2 Antworten auf „"Steigende oder wahrscheinlich steigende Tendenz"“

  1. Apropos mRNA: Haben Virenmoleküle Baupläne? 

    Nein. Weder RNA noch DNA sind irgend­wel­che Baupläne. Vielmehr kodie­ren RNA oder DNA ledig­lich, wel­che Aminosäuren in lang­ket­ti­gen Eiweißmolekülen (Proteine, Enzyme und Peptide) ent­hal­ten sind. Wie die­se Aminosäuren jedoch mit­ein­an­der zu ver­bin­den sind, das ergibt sich aus der Wirkung von Naturgesetzen. Und genau des­we­gen gibt es für einen Virus kei­nen Bauplan. Das heißt daß ein Virenmolekül auf­grund der Wirkung von Naturgesetzen ent­steht, wenn bestimm­te Bedingungen erfüllt sind, daß also Naturgesetze dar­über bestim­men, wie letzt­end­lich die DNA oder RNA in einem Virenmolekül zu kap­seln ist.

    Genauso wie ein Wassermolekül nur dann ent­ste­hen kann wenn Wasserstoff und Sauerstoff, ein bestimm­ter Druck und eine bestimm­te Temperatur vor­han­den sind, kann ein Virenmolekül nur dann ent­ste­hen, wenn die für den Aufbau des Virenmoleküls erfor­der­li­chen Proteine, Enzyme und Peptide vor­lie­gen, bspw. dann wenn eine mensch­li­che Zelle bereit dazu ist, die DNA oder RNA eines Virenmoleküls zu kopie­ren und die­se (Protein)Synthese in Gang gekom­men ist, dann _​kann_​ein Virenmolekül ent­ste­hen (Knospung).

    Das heißt, daß man ein Virenmolekül nicht irgend­wie belie­big zusam­men­set­zen kann und schon gar nicht nach irgend­wel­chen "Bauplänen". Den Quatsch mit den Bauplänen kön­nen Sie getrost ver­ges­sen. Aufgrund der Wirkung der Grundgesetze der Thermodynamik schließ­lich ent­ste­hen unter glei­chen Bedingungen eben auch immer wie­der die glei­chen Viren.

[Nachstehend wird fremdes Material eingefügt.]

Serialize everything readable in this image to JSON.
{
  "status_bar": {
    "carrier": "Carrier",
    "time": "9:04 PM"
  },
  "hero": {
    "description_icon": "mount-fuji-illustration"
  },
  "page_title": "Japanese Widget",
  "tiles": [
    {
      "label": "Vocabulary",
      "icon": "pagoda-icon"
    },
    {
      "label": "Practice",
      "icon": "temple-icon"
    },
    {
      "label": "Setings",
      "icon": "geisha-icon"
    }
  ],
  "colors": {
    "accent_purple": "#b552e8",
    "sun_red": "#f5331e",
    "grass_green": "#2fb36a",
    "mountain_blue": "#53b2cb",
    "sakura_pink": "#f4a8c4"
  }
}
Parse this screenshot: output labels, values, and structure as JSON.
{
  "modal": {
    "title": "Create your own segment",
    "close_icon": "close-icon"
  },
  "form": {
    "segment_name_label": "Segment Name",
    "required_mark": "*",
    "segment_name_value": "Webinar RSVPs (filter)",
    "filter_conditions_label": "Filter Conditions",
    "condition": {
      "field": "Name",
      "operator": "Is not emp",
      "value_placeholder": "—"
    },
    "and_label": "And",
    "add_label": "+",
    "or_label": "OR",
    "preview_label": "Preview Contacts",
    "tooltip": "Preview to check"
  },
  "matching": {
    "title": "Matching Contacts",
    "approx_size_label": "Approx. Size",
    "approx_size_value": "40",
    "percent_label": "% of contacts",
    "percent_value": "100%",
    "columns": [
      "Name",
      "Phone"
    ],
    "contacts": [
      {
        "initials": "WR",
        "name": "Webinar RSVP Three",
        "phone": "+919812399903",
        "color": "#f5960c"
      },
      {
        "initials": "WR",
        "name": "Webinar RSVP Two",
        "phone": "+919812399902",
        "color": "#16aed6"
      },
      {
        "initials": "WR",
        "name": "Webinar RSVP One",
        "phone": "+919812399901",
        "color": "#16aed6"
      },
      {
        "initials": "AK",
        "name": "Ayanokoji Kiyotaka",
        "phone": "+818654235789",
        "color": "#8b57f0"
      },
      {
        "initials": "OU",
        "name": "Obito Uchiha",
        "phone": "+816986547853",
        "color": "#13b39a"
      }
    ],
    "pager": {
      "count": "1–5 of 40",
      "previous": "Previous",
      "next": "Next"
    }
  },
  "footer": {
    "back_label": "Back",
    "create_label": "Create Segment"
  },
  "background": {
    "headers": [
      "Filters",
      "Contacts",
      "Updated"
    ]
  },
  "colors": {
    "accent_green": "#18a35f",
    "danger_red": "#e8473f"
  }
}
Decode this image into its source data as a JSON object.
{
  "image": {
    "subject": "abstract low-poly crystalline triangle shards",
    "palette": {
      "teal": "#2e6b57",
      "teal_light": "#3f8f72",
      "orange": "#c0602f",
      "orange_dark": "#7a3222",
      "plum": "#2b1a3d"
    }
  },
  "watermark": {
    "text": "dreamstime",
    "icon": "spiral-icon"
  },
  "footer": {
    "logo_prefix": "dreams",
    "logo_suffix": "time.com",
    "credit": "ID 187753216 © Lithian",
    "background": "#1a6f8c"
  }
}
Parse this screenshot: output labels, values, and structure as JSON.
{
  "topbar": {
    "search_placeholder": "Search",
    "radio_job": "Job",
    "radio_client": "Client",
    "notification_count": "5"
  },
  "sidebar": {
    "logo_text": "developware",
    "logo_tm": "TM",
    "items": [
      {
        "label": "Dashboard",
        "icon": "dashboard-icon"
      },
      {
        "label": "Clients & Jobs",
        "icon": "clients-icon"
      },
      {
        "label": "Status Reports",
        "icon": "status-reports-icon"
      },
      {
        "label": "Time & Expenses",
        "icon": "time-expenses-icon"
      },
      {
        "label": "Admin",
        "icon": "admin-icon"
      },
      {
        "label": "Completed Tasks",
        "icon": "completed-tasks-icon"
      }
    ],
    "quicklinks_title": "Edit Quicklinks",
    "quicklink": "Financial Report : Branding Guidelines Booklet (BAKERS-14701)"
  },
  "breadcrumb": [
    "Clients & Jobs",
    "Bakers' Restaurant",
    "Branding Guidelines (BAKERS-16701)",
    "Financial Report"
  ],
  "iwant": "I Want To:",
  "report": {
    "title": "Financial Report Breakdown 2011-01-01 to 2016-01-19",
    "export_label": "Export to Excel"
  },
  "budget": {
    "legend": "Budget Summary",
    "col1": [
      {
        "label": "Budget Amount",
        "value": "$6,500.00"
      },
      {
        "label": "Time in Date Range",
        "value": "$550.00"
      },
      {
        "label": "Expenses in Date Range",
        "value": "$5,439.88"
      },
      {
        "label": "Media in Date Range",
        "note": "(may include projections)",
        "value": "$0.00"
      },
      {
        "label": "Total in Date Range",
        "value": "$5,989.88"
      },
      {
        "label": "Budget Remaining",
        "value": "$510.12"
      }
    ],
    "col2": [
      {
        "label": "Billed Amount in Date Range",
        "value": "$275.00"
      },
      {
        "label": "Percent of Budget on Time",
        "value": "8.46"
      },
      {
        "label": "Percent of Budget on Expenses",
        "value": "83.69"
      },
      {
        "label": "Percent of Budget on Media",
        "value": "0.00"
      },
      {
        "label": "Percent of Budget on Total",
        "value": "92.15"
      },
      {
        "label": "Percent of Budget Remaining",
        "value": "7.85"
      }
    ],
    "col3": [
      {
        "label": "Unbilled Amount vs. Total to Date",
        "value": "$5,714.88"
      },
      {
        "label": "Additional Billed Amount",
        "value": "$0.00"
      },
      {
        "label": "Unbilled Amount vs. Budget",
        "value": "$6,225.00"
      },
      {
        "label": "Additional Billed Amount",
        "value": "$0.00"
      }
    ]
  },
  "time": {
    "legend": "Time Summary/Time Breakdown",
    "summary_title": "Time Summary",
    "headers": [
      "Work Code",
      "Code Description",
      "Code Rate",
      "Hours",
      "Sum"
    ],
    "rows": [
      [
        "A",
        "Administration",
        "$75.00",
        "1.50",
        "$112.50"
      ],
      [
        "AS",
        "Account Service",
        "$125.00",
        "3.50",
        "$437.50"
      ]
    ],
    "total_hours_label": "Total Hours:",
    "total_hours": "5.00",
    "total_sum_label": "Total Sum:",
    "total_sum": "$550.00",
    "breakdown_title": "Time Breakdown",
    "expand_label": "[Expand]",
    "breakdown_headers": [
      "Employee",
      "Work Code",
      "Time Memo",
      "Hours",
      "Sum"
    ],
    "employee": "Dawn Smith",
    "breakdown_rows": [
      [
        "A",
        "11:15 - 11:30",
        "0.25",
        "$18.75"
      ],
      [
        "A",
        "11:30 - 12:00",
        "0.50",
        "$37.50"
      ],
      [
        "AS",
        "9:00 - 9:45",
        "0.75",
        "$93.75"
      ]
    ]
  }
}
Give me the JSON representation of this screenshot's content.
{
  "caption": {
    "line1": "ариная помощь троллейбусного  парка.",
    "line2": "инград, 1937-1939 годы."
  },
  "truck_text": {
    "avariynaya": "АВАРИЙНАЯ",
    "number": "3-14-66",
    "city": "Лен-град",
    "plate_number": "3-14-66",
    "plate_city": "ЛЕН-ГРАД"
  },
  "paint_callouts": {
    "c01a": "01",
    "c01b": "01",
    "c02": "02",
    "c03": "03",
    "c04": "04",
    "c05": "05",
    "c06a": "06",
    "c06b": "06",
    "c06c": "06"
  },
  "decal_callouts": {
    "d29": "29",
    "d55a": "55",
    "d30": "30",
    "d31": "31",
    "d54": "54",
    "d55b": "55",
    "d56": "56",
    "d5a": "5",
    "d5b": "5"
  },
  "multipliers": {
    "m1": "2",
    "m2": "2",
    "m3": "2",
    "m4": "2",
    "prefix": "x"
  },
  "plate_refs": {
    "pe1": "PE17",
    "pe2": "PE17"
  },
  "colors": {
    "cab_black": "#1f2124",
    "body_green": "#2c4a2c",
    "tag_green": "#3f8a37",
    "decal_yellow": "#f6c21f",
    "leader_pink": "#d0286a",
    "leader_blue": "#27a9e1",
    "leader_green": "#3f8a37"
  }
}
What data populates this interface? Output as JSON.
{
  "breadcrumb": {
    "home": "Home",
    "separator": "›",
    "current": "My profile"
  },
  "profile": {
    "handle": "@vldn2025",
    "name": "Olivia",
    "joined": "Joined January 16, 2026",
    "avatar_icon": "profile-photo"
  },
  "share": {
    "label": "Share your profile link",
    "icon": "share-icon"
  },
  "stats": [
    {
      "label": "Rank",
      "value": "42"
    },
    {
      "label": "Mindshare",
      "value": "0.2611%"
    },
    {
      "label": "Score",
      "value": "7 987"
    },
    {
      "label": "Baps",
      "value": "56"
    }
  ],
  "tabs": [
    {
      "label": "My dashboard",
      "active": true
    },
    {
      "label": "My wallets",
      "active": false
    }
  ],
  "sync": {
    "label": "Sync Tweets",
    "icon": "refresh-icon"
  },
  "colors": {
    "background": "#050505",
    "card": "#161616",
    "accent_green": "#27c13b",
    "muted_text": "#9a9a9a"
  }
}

  2. Na, wenn das kein "Wissen statt Wut" ist!
    Berliner Hundeohrefilmer "arbei­te­ten (.…) über ein Jahr an der neu­en Markenkampagne"
    https://​www​.new​-busi​ness​.de/​_​r​u​b​r​i​c​/​d​e​t​a​i​l​.​p​h​p​?​r​u​b​r​i​c​=​K​O​M​M​U​N​I​K​A​T​I​O​N​&​n​r​=​8​2​5​8​5​5​n​r​=​8​2​5​855
    damit "wir" wei­ter­hin "ergebnissoffen"(sic!) und "wei­ter­hin kosten­los" (wer will beim Ergebnis-Freibier-sau­fen schon drau­ßen blei­ben?) und sowie­so "anstän­dig infor­miert" werden!

    Die Philanthropie ist schon beeindruckend:
    da kauft eine Werbeklitsche (einen) Markennamen eines ehe­ma­li­gen Staatskonzerns.
    Eine Redaktion wählt in der neu­en Firma *pas­sen­de* Agenturnachrichten aus und ergänzt sie ggf. – und damit das nicht ganz so deut­lich aus­sieht wie Propaganda, kauft die Werbeklitsche exter­ne Extra-Expertise dazu, die noch bes­ser weiß, wie das für-sich-selbst-wer­ben geht.
    Das ist noch jen­seits der Dreistigkeit eta­blier­ter Zeitungen, die etwa mit "unab­hän­gig, über­par­tei­lich" für ihre Seriosität wer­ben (oder sich, offi­zi­ell, einem Kodex unterwerfen).
    Zumindest steht bei denen aber ein Preis drauf – ob am Kiosk, als Abo oder online-Zahlschranke – (auch wenn deren Haupteinnahmen aus Großkundenanzeigen bestehen, die selbst­ver­ständ­lich nie­mals *pas­sen­de* und *anstän­di­ge* Nachrichten *emp­feh­len*.